Migration Between Alerting Models
| From → To | Path | Cost |
|---|---|---|
SQL Agent sp_notify_operator (email) → Azure Monitor metric alert + Action Group | Wire metric sql_agent_job_failed → AG | One-time; gains routing + retry |
| Static threshold → Dynamic threshold | Edit alert rule, switch to "Dynamic" | Free; auto-baselined |
| Email-only AG → Email + ITSM connector | Add ITSM action; map fields | Connector setup; integrates with ServiceNow / Jira |
| Separate alert per metric → Multi-resource + grouped alert rules | Use scope = subscription / RG; enable grouping | Cuts rule sprawl; harder to route per-DB |
| Manual ad-hoc alerts → Azure Policy + diagnostic settings | Policy enforces diag settings; alert rules deploy via Bicep | Drift prevention; IaC discipline |
| Storage-only audit → LA + Sentinel detection rules | Add LA destination + Sentinel rule | Adds Sentinel cost; gains correlation |
| Per-DB log alert → Cross-resource KQL alert | Use union / workspace() across LA workspaces | One rule for fleet; auth setup needed |
| Email → webhook → PagerDuty | Replace email action with webhook to PagerDuty | Proper paging; cost = PagerDuty subscription |
Most expensive move: Sentinel adoption for SQL alerts (orchestration tier).
Real Scenarios
- MI + 80 DBs, want SLO-based alerting → 3 metric alerts (CPU, Storage, Connections) at MI scope + 2 log alerts (errors, deadlocks) on LA + 1 ITSM Action Group. Driver: 5 alerts cover 80 % of incidents.

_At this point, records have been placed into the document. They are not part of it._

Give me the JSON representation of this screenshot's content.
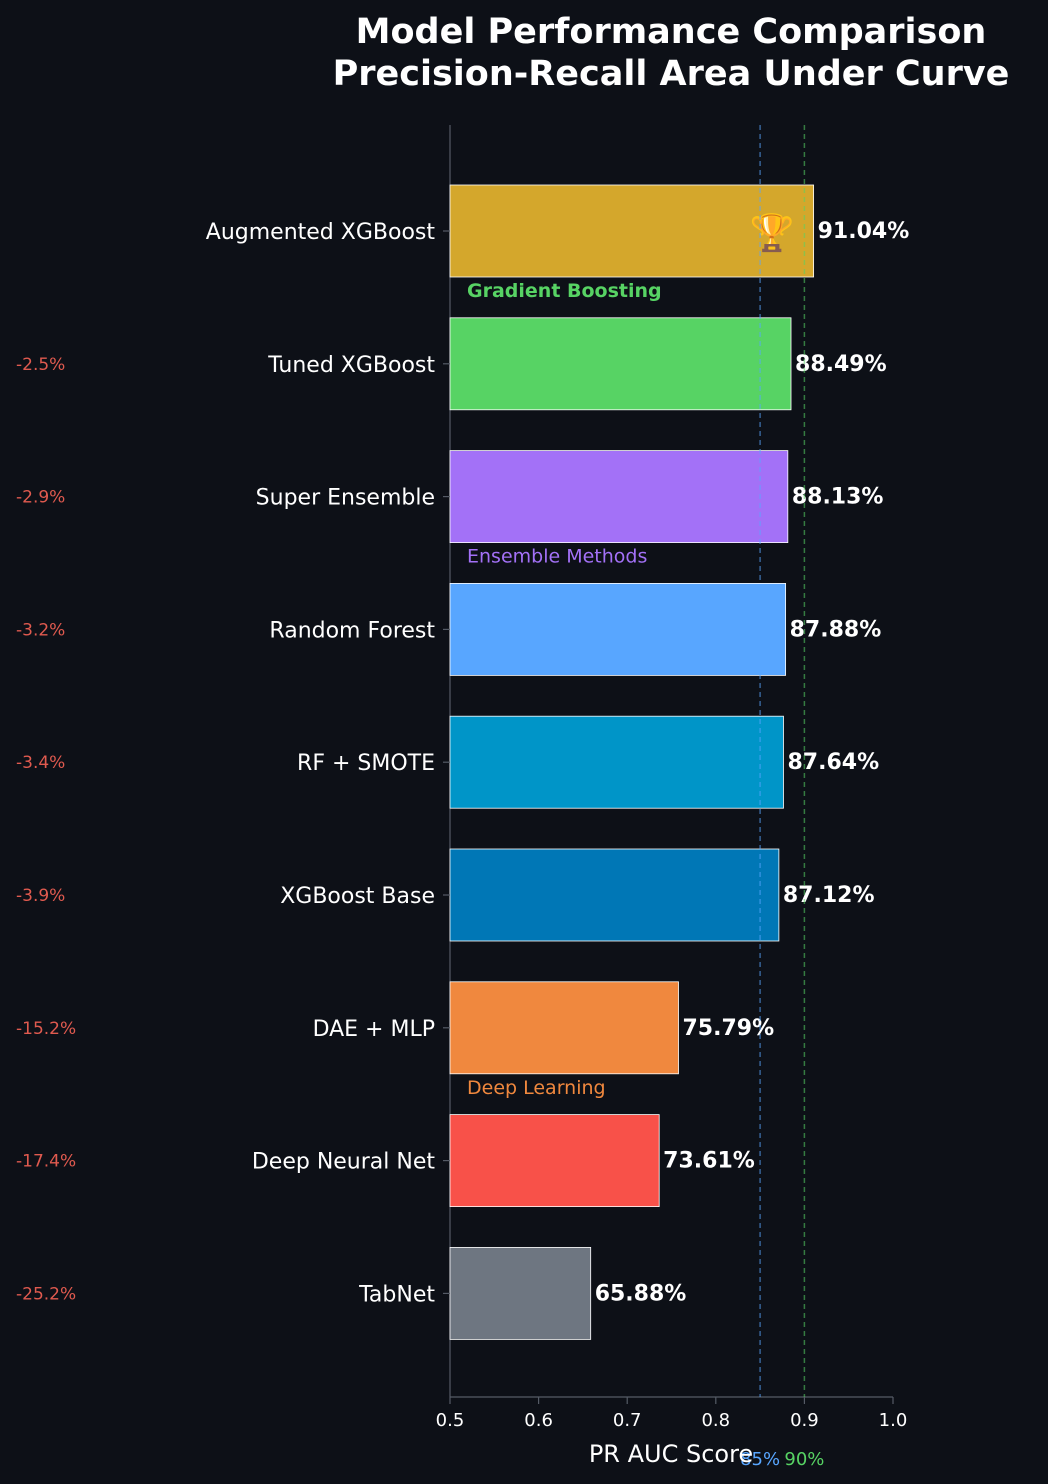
{
  "chart_data": {
    "type": "bar",
    "orientation": "horizontal",
    "title_lines": [
      "Model Performance Comparison",
      "Precision-Recall Area Under Curve"
    ],
    "xlabel": "PR AUC Score",
    "xlim": [
      0.5,
      1.0
    ],
    "xticks": [
      0.5,
      0.6,
      0.7,
      0.8,
      0.9,
      1.0
    ],
    "xtick_labels": [
      "0.5",
      "0.6",
      "0.7",
      "0.8",
      "0.9",
      "1.0"
    ],
    "categories": [
      "Augmented XGBoost",
      "Tuned XGBoost",
      "Super Ensemble",
      "Random Forest",
      "RF + SMOTE",
      "XGBoost Base",
      "DAE + MLP",
      "Deep Neural Net",
      "TabNet"
    ],
    "values": [
      0.9104,
      0.8849,
      0.8813,
      0.8788,
      0.8764,
      0.8712,
      0.7579,
      0.7361,
      0.6588
    ],
    "value_labels": [
      "91.04%",
      "88.49%",
      "88.13%",
      "87.88%",
      "87.64%",
      "87.12%",
      "75.79%",
      "73.61%",
      "65.88%"
    ],
    "bar_colors": [
      "#d4a72c",
      "#57d364",
      "#a371f7",
      "#58a6ff",
      "#0095c8",
      "#0077b6",
      "#f0883e",
      "#f85149",
      "#6e7681"
    ],
    "diff_labels": [
      "",
      "-2.5%",
      "-2.9%",
      "-3.2%",
      "-3.4%",
      "-3.9%",
      "-15.2%",
      "-17.4%",
      "-25.2%"
    ],
    "diff_color": "#e05a4f",
    "best_marker_icon": "trophy-icon",
    "best_marker_glyph": "🏆",
    "group_annotations": [
      {
        "label": "Gradient Boosting",
        "after_index": 0,
        "color": "#57d364",
        "bold": true
      },
      {
        "label": "Ensemble Methods",
        "after_index": 2,
        "color": "#a371f7",
        "bold": false
      },
      {
        "label": "Deep Learning",
        "after_index": 6,
        "color": "#f0883e",
        "bold": false
      }
    ],
    "reference_lines": [
      {
        "value": 0.85,
        "label": "85%",
        "color": "#58a6ff"
      },
      {
        "value": 0.9,
        "label": "90%",
        "color": "#57d364"
      }
    ],
    "grid": false,
    "colors": {
      "background": "#0d1017",
      "axis": "#555b66",
      "text": "#ffffff"
    }
  }
}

- 24/7 SaaS, on-call rotation → All alerts → Action Group webhook → PagerDuty (rotation) + Teams channel for visibility. Driver: paging on real incidents, signal in chat for situational awareness.
- Multi-region failover → Activity Log alert on
Microsoft.Sql/.../failover/action. Driver: instant notify when FOG initiates. Trade-off: AG must point to the surviving region. - Cost guardrail on Azure SQL DB DTU model → Metric alert on
dtu_consumption_percent > 90 % for 30 min. Driver: detect before throttle. Trade-off: noisy on bursty workloads — use dynamic threshold. - DBA wants to monitor
tempdbsaturation across SQL VM fleet → Workbook on Azure Monitor for VMs counter\SQLServer:Databases(tempdb)\Data File(s) Size (KB)→ alert at 80 % of provisioned. Driver: prevent tempdb-out-of-space outages.